In SIT's model, the combination of feedforward feature encoding and horizontal feature binding yields an input-dependent tree of hyperstrings, that is, a hierarchical distributed representation which represents the output space for only the input at hand. This contrasts with standard connectionist modeling, which starts from a pre-fixed network that represents the output space for all possible inputs. The intertwined subprocess of feature selection and integration in SIT's model, however, is comparable to the method of selection by activation-spreading in standard connectionist modeling (see Inanimate PDP in Slimy, Hilly, and Pixy).

Hence, SIT's transparallel processing model of perceptual organization transcends traditional definitions of representational and connectionist approaches, in that it puts the representational idea that cognition relies on regularity extraction to get structured representations in a more dynamic perspective together with a more flexible version of the connectionist idea that cognition relies on activation spreading through a network. Its transparallel mechanism also relates plausibly to neuronal synchronization, so that it also honors the idea in dynamic-systems theory that cognition relies on dynamic changes in the brain's neural state. In this sense, SIT's model reflects a truly pluralist account of visual processing (see also Marr's levels and Metaphors of cognition).

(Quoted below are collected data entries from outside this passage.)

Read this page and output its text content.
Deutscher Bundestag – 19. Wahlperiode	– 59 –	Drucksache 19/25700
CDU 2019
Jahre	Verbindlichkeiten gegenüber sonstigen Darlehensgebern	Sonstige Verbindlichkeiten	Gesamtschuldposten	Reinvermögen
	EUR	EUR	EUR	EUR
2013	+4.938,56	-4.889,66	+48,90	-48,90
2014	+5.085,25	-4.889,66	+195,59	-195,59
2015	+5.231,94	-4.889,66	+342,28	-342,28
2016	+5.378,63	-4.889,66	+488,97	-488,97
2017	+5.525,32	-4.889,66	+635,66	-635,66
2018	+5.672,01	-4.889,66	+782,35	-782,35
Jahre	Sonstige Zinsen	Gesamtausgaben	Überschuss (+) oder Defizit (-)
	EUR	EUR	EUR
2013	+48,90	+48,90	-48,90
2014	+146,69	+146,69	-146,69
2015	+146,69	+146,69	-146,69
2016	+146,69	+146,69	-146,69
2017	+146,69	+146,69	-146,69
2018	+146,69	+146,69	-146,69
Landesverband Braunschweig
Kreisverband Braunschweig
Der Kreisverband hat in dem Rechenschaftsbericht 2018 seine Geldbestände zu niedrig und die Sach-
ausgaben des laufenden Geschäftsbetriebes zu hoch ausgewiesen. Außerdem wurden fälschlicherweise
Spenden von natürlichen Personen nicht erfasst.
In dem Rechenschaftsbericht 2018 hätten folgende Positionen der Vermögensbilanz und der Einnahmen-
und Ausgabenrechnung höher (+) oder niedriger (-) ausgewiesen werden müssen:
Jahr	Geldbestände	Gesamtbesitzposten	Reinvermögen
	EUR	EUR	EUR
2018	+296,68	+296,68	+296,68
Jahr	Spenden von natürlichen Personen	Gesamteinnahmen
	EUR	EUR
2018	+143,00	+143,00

Furthermore, the idea that cognition is a dynamic process of self-organization is not new, and the idea that those temporarily synchronized assemblies are the building blocks of cognition is not new either. What SIT's model adds, however, is the idea that the temporarily synchronized neural assemblies in the visual hierarchy can be seen as hyperstring-like cognitive information processors which, in a transparallel fashion, process similar features in the input at hand. Therefore, these assemblies of neurons may be called "gnosons", that is, fundamental particles of cognition, and they can be seen as the constituents of flexible self-organizing cognitive architecture in between the relatively rigid level of neurons and the still elusive level of consciousness.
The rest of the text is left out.